I need to read an artist statement, so I can process this into something I can more easily grasp. My brain is having a hard time. It might be because I’m distracted by the boobies.

Right, so… Milo MoirĂ© is a Swiss model and artist who is known for using her body in a SHOCKING fashion in her art. Here you can see her during a performance of “Mirror Box” in London being fondled by strangers and ultimately being detained by police officers.

Art. And woman decide when they can be touched and when not.

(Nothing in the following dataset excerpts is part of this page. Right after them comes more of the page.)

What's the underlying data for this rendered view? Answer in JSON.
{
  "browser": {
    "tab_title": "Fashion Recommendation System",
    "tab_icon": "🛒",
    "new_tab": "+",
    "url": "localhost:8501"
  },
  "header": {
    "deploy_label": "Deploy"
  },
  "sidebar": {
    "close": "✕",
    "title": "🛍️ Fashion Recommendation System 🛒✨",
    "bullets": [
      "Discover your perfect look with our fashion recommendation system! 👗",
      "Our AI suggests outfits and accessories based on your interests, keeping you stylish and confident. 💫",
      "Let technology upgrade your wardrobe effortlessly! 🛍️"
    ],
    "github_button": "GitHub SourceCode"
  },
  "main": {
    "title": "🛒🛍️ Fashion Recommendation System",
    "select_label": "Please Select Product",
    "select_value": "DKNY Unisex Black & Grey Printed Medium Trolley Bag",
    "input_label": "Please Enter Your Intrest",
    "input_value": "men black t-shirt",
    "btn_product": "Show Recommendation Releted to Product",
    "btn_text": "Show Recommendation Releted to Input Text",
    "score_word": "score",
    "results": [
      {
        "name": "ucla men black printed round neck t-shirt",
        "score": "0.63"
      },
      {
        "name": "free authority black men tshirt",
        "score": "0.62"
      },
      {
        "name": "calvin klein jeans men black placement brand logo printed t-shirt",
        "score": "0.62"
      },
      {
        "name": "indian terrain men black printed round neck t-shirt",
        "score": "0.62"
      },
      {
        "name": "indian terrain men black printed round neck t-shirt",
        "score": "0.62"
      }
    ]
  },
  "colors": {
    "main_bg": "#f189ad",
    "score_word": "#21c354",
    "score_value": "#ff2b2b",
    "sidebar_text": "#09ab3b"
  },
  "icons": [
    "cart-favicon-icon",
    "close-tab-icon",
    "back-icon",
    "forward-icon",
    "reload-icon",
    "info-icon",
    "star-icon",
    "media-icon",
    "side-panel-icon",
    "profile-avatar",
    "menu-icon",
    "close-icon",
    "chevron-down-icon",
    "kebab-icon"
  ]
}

Feminism and stuff.

Female power and sexuality, which Milo like demonstrated though wearing a mirrored box over her boobs and her general downstairs area and like letting strangers stick their hands inside the boxes for a period of 30 seconds in which time they were like invited to stroke Milo’s genitals, because art.

I… Well… Can I? I don’t… Not sure… Okay.

All kidding aside, did she ask them to wash their hands first? The germaphobe in me is dying right now. I don’t care how many people she let’s into her box, whether it’s for art or funsies, but can we get some baby wipes and some antibacterial gel all over the place. ALL OVER.

In one of the pictures, I can see Milo spraying something into some dude’s hands and I’m praying it was some sort of miracle KILLER OF ALL COOTIES, because people are gross.

The only question I have left is, when is she coming to a city near me? Hehe. I say that, but I think if I had happened to be in the crowd that day I would have wavered between feeling really uncomfortable and wanting to participate. I probably would have given in to my urge to participate, but I definitely would have felt really uncomfortable about it.

I guess that’s the point, though, of this sort of performance art. You’re suppose to question the limits of sexuality and consent.